Today validated why I love what I do.
When I met Jenn and her family, one of the first things she said to me was "Its been a bit of an emotional morning, because Nova is wearing my old boxer Zoey's collar". At that point I knew the significance of honoring Zoey in today's shoot. The truth is, 4 years ago I suffered that same loss of my beloved Axel after 12 years with our family. It was hard, and to say I struggled is an understatement. I was depressed, I cried myself to sleep an embarassing amount of times, and feel like I lost a piece of my life that was irreplaceable. I wanted a piece of today to be about Zoey, and secretly I think Jenn and her family did too. We started by taking pictures of the family as a whole then branched off in to photos with each member with Nova, their beautiful 1 year old pup. When it came to Jenn's turn, I asked her to take the collar off so I could take some pictures of it to honor Zoey. As she unbuckled the blush pink collar off of Nova's neck, I felt my heart racing as the tears began to build. At this point Jen was crying and I was doing my best to not go in to a full blown "ugly cry" as I lightly placed the collar on a nearby stump. We laughed, we cried and I took pictures of this beautiful token of memories that once hugged the neck of a well-loved Zoey. As a final memorium for Zoey, I asked Jenn to place the collar on Nova once again. Needless to say, I'm surprised I was able to see what I was capturing through my tears. It was such a raw moment, and I feel truly honored to have been a part of it.

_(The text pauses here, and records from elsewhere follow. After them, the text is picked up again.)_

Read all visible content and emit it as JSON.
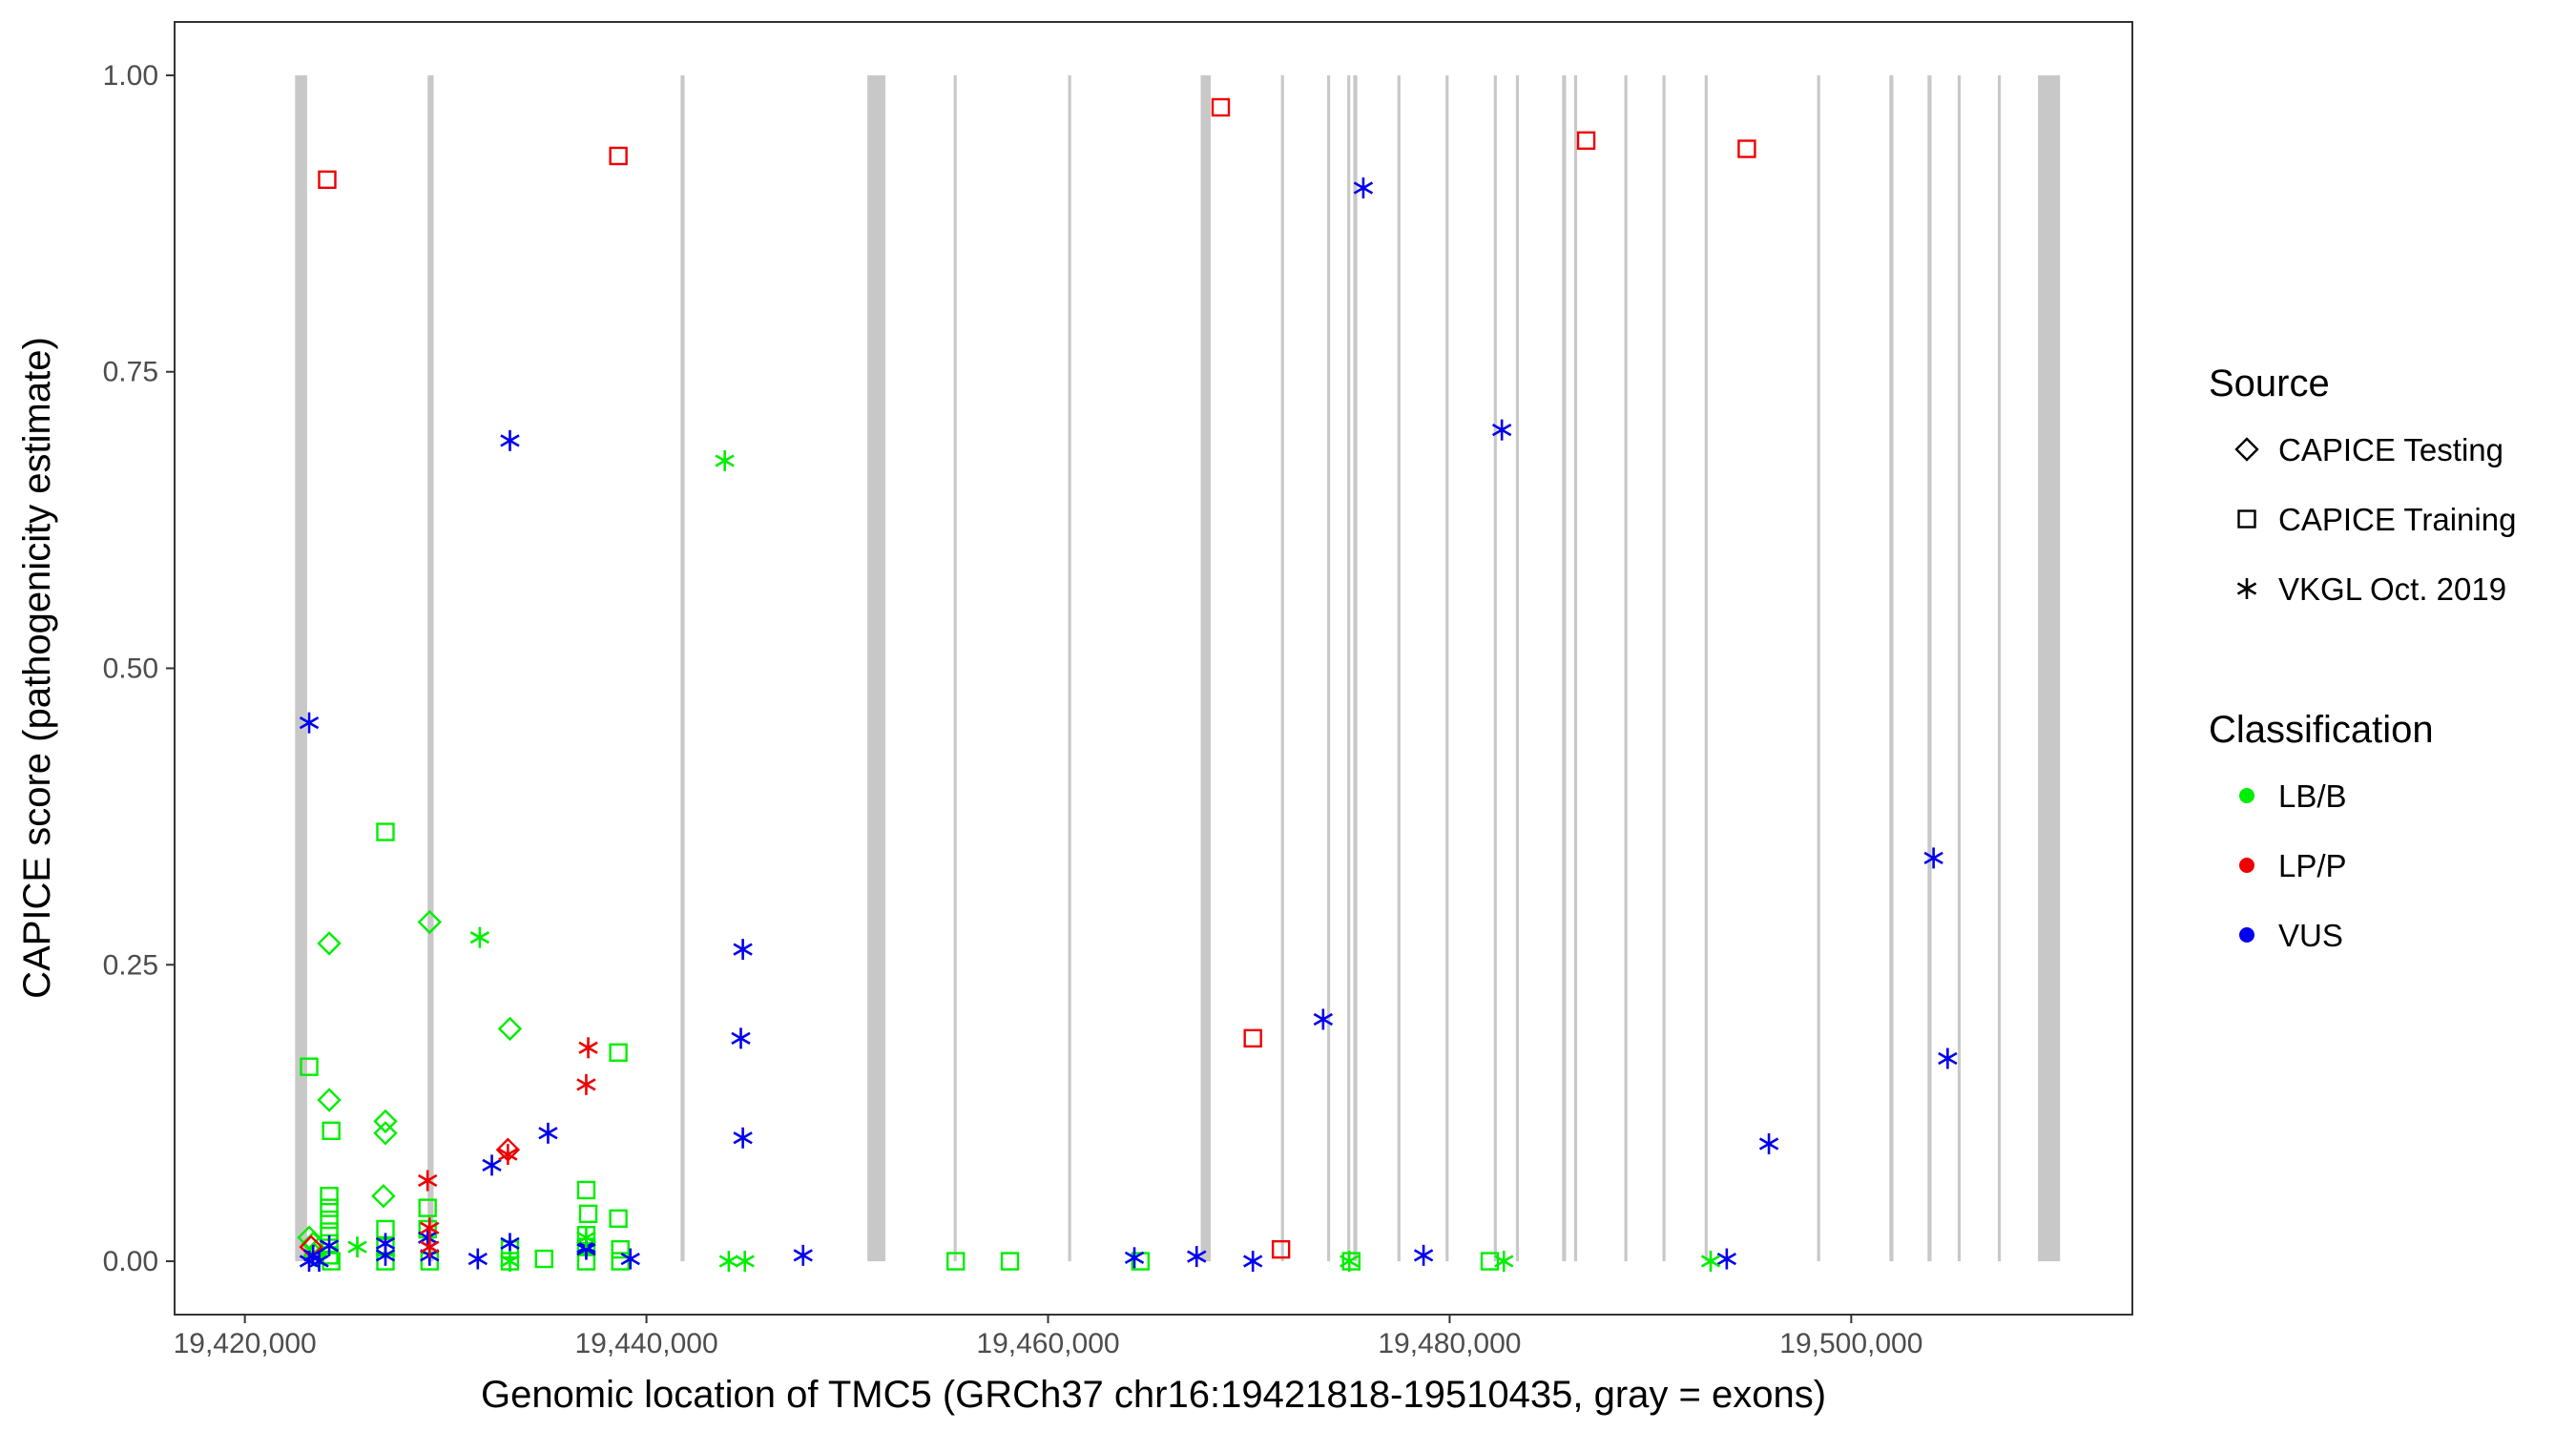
{
  "chart_data": {
    "type": "scatter",
    "xlabel": "Genomic location of TMC5 (GRCh37 chr16:19421818-19510435, gray = exons)",
    "ylabel": "CAPICE score (pathogenicity estimate)",
    "xlim": [
      19416500,
      19514000
    ],
    "ylim": [
      -0.045,
      1.045
    ],
    "x_ticks": [
      19420000,
      19440000,
      19460000,
      19480000,
      19500000
    ],
    "x_tick_labels": [
      "19,420,000",
      "19,440,000",
      "19,460,000",
      "19,480,000",
      "19,500,000"
    ],
    "y_ticks": [
      0,
      0.25,
      0.5,
      0.75,
      1.0
    ],
    "y_tick_labels": [
      "0.00",
      "0.25",
      "0.50",
      "0.75",
      "1.00"
    ],
    "grid": false,
    "exons": [
      [
        19422500,
        19423100
      ],
      [
        19429100,
        19429400
      ],
      [
        19441700,
        19441900
      ],
      [
        19451000,
        19451900
      ],
      [
        19455300,
        19455450
      ],
      [
        19461000,
        19461150
      ],
      [
        19467600,
        19468100
      ],
      [
        19471600,
        19471750
      ],
      [
        19473900,
        19474050
      ],
      [
        19474900,
        19475050
      ],
      [
        19475200,
        19475400
      ],
      [
        19477400,
        19477550
      ],
      [
        19479800,
        19479950
      ],
      [
        19482200,
        19482350
      ],
      [
        19483300,
        19483450
      ],
      [
        19485600,
        19485800
      ],
      [
        19486200,
        19486350
      ],
      [
        19488700,
        19488850
      ],
      [
        19490600,
        19490750
      ],
      [
        19492700,
        19492850
      ],
      [
        19498300,
        19498450
      ],
      [
        19501900,
        19502100
      ],
      [
        19503800,
        19504000
      ],
      [
        19505300,
        19505450
      ],
      [
        19507300,
        19507450
      ],
      [
        19509300,
        19510400
      ]
    ],
    "legend": {
      "position": "right",
      "source_title": "Source",
      "source_entries": [
        "CAPICE Testing",
        "CAPICE Training",
        "VKGL Oct. 2019"
      ],
      "class_title": "Classification",
      "class_entries": [
        "LB/B",
        "LP/P",
        "VUS"
      ],
      "class_colors": {
        "LB/B": "#00ee00",
        "LP/P": "#ee0000",
        "VUS": "#0000ee"
      }
    },
    "series": [
      {
        "source": "CAPICE Training",
        "class": "LP/P",
        "points": [
          [
            19424100,
            0.912
          ],
          [
            19438600,
            0.932
          ],
          [
            19468600,
            0.973
          ],
          [
            19486800,
            0.945
          ],
          [
            19494800,
            0.938
          ],
          [
            19470200,
            0.188
          ],
          [
            19471600,
            0.01
          ]
        ]
      },
      {
        "source": "CAPICE Training",
        "class": "LB/B",
        "points": [
          [
            19427000,
            0.362
          ],
          [
            19423200,
            0.164
          ],
          [
            19424300,
            0.11
          ],
          [
            19438600,
            0.176
          ],
          [
            19437000,
            0.06
          ],
          [
            19437100,
            0.04
          ],
          [
            19438600,
            0.036
          ],
          [
            19424200,
            0.055
          ],
          [
            19424200,
            0.045
          ],
          [
            19424200,
            0.035
          ],
          [
            19424200,
            0.025
          ],
          [
            19424200,
            0.015
          ],
          [
            19424200,
            0.005
          ],
          [
            19424300,
            0.0
          ],
          [
            19427000,
            0.027
          ],
          [
            19427000,
            0.012
          ],
          [
            19427000,
            0.0
          ],
          [
            19429100,
            0.045
          ],
          [
            19429100,
            0.027
          ],
          [
            19429200,
            0.0
          ],
          [
            19433200,
            0.01
          ],
          [
            19433200,
            0.0
          ],
          [
            19434900,
            0.002
          ],
          [
            19437000,
            0.022
          ],
          [
            19437000,
            0.012
          ],
          [
            19437000,
            0.0
          ],
          [
            19438700,
            0.01
          ],
          [
            19438700,
            0.0
          ],
          [
            19455400,
            0.0
          ],
          [
            19458100,
            0.0
          ],
          [
            19464600,
            0.0
          ],
          [
            19475100,
            0.0
          ],
          [
            19482000,
            0.0
          ]
        ]
      },
      {
        "source": "CAPICE Testing",
        "class": "LB/B",
        "points": [
          [
            19429200,
            0.286
          ],
          [
            19424200,
            0.268
          ],
          [
            19433200,
            0.196
          ],
          [
            19424200,
            0.136
          ],
          [
            19427000,
            0.118
          ],
          [
            19427000,
            0.108
          ],
          [
            19426900,
            0.055
          ],
          [
            19423200,
            0.02
          ],
          [
            19423400,
            0.015
          ],
          [
            19423500,
            0.005
          ]
        ]
      },
      {
        "source": "CAPICE Testing",
        "class": "LP/P",
        "points": [
          [
            19433100,
            0.094
          ],
          [
            19423300,
            0.012
          ]
        ]
      },
      {
        "source": "VKGL Oct. 2019",
        "class": "VUS",
        "points": [
          [
            19475700,
            0.905
          ],
          [
            19433200,
            0.692
          ],
          [
            19482600,
            0.701
          ],
          [
            19423200,
            0.454
          ],
          [
            19504100,
            0.34
          ],
          [
            19444800,
            0.263
          ],
          [
            19444700,
            0.188
          ],
          [
            19473700,
            0.204
          ],
          [
            19504800,
            0.171
          ],
          [
            19435100,
            0.108
          ],
          [
            19444800,
            0.104
          ],
          [
            19495900,
            0.099
          ],
          [
            19432300,
            0.081
          ],
          [
            19447800,
            0.005
          ],
          [
            19464300,
            0.003
          ],
          [
            19467400,
            0.004
          ],
          [
            19470200,
            0.0
          ],
          [
            19478700,
            0.005
          ],
          [
            19493800,
            0.002
          ],
          [
            19437000,
            0.012
          ],
          [
            19433200,
            0.015
          ],
          [
            19429100,
            0.02
          ],
          [
            19427000,
            0.015
          ],
          [
            19424200,
            0.013
          ],
          [
            19423400,
            0.005
          ],
          [
            19423200,
            0.0
          ],
          [
            19423700,
            0.0
          ],
          [
            19427000,
            0.005
          ],
          [
            19429200,
            0.005
          ],
          [
            19431600,
            0.002
          ],
          [
            19437000,
            0.01
          ],
          [
            19439200,
            0.002
          ]
        ]
      },
      {
        "source": "VKGL Oct. 2019",
        "class": "LB/B",
        "points": [
          [
            19443900,
            0.675
          ],
          [
            19431700,
            0.273
          ],
          [
            19425600,
            0.012
          ],
          [
            19433200,
            0.0
          ],
          [
            19437000,
            0.02
          ],
          [
            19444100,
            0.0
          ],
          [
            19444900,
            0.0
          ],
          [
            19475000,
            0.0
          ],
          [
            19482700,
            0.0
          ],
          [
            19493000,
            0.0
          ]
        ]
      },
      {
        "source": "VKGL Oct. 2019",
        "class": "LP/P",
        "points": [
          [
            19437100,
            0.18
          ],
          [
            19437000,
            0.149
          ],
          [
            19433100,
            0.09
          ],
          [
            19429100,
            0.068
          ],
          [
            19429200,
            0.028
          ],
          [
            19429200,
            0.012
          ]
        ]
      }
    ]
  }
}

When our beloved fur babies part with us, they leave an everlasting hole where their paw prints once were. When they are gone, we keep their collars in hopes one day they may return to us, and things will go back to the way they used to be. Its hard, and it always will be. Just the jingle of the tags on their collar is enough to fill your eyes with tears, and send a deep, painful throb in to your heart.

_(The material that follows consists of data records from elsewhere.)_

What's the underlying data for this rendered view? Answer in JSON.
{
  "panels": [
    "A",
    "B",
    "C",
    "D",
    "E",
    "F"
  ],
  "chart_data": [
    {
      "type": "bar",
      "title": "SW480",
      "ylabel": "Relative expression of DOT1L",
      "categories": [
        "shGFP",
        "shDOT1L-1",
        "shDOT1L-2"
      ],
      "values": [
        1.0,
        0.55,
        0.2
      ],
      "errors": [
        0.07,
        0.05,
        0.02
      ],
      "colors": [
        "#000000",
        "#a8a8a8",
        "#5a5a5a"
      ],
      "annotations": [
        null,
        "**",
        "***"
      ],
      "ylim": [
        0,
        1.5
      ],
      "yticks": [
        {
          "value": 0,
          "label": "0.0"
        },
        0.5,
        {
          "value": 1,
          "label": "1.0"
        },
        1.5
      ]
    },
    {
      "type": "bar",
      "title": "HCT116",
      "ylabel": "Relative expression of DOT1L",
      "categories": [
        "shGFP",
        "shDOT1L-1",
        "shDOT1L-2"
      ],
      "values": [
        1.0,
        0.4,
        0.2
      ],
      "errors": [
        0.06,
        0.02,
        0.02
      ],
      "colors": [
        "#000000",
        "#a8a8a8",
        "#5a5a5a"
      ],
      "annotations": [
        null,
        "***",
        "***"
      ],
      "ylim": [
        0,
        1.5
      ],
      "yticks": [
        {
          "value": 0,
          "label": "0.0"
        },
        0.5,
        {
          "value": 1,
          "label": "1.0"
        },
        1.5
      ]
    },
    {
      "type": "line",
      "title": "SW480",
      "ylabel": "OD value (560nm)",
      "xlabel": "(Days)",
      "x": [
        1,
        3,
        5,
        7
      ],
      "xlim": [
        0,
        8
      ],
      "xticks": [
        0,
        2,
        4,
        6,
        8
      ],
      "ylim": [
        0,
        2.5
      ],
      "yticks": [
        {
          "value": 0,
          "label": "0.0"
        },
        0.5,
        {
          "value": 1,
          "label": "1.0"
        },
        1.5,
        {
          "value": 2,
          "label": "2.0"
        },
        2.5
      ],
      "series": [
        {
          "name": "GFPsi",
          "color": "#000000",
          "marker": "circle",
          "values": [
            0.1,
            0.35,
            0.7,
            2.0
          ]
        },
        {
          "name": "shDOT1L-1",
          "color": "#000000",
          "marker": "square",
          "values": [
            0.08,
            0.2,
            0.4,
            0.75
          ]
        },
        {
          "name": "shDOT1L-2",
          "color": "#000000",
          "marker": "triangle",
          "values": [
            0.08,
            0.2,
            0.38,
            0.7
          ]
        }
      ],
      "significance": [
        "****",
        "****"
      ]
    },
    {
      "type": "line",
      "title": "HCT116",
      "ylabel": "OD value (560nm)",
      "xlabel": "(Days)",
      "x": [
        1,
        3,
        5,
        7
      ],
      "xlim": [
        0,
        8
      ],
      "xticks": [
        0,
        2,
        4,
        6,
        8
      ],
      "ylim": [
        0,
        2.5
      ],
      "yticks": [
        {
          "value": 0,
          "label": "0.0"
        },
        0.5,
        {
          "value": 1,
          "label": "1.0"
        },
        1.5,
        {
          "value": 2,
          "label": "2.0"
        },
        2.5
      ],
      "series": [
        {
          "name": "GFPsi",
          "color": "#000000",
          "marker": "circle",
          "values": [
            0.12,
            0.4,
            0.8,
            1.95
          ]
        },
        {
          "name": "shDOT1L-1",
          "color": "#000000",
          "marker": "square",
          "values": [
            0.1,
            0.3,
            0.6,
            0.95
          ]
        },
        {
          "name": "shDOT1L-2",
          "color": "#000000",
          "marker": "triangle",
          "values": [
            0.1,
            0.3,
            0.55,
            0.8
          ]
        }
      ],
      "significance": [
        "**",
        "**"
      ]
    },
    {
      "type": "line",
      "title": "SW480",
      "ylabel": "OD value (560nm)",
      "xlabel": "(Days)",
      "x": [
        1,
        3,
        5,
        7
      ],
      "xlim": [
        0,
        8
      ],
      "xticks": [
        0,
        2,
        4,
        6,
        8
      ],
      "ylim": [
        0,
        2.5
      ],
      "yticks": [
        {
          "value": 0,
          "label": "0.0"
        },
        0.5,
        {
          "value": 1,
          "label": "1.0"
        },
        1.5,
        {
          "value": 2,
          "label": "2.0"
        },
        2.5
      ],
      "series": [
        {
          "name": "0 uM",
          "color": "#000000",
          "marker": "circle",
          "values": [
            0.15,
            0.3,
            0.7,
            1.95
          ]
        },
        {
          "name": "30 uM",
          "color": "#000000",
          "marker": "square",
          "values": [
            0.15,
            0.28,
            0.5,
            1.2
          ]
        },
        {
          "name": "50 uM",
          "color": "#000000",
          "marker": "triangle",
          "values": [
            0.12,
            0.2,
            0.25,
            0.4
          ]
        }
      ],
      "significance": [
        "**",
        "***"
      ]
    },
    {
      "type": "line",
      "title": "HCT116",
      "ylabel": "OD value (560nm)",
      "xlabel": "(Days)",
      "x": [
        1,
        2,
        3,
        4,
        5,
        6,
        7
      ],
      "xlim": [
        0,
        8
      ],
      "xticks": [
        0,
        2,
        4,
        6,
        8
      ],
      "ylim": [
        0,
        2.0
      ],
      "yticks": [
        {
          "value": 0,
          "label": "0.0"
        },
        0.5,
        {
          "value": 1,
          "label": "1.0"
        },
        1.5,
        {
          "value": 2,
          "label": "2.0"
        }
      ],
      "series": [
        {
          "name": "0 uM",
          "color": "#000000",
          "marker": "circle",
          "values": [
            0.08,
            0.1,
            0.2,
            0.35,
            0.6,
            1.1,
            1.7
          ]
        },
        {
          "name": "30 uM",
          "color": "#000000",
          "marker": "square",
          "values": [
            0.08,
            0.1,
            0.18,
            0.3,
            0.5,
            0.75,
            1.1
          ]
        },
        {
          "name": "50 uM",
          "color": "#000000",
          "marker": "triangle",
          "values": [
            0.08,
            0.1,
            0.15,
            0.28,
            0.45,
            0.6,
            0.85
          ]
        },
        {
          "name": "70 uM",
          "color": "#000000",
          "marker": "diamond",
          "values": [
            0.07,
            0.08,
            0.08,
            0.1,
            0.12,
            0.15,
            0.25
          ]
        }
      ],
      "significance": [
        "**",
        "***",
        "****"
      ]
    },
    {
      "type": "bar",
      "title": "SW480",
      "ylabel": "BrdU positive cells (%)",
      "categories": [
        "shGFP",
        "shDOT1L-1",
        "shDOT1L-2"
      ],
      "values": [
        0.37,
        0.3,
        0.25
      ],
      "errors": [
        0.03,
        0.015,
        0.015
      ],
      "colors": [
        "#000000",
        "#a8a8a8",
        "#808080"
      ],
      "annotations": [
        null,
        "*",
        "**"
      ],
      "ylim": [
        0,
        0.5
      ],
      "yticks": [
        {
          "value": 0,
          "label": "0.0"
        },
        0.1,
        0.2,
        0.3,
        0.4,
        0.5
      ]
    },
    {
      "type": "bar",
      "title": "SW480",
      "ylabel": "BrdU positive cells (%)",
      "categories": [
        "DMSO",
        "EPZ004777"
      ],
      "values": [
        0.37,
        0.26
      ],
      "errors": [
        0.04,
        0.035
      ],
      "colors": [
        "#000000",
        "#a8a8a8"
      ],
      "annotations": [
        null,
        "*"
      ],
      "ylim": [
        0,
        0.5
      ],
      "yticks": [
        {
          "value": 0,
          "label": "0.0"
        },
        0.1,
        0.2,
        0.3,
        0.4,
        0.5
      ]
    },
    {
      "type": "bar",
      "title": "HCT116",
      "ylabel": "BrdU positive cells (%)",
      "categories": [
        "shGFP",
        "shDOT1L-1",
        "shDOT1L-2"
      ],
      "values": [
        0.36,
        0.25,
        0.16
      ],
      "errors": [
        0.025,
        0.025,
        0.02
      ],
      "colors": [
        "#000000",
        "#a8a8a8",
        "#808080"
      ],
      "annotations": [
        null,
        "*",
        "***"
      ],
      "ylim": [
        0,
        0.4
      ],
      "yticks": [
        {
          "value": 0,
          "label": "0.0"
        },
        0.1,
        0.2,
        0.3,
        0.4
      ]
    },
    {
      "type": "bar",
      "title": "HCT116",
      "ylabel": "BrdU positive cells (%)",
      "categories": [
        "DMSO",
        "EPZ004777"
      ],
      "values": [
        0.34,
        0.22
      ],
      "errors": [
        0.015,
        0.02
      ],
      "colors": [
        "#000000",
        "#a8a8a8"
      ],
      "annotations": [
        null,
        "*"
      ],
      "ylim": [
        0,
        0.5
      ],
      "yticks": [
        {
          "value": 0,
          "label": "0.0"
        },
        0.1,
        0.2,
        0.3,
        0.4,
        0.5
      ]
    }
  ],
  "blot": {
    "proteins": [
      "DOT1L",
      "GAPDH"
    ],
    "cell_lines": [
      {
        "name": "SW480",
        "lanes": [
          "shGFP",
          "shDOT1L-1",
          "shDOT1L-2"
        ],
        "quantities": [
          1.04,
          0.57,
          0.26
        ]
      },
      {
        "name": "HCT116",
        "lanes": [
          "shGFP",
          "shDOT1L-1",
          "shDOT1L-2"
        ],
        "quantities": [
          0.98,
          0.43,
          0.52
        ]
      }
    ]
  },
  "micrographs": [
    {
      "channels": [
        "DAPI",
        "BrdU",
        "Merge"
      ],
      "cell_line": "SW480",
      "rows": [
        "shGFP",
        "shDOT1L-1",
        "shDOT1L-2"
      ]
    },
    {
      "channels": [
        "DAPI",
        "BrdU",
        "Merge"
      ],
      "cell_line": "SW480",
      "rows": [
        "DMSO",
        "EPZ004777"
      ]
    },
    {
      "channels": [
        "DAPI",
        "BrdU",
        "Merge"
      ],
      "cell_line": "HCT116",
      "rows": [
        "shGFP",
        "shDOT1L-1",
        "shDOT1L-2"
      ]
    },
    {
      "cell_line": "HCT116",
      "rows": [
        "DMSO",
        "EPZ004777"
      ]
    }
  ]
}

If you have a dog, please hug them tonight. Tell them you love them, kiss them goodnight. Make sure they know how much they mean to you because tomorrow could be the day you have to say goodbye. Don't push them aside because you don't "feel" like snuggling, or you're "too busy" for them. Don't take them for granted, because before you know it, they're gone. They may be only a part of your life, but you are their whole life, so make sure they know how much you care.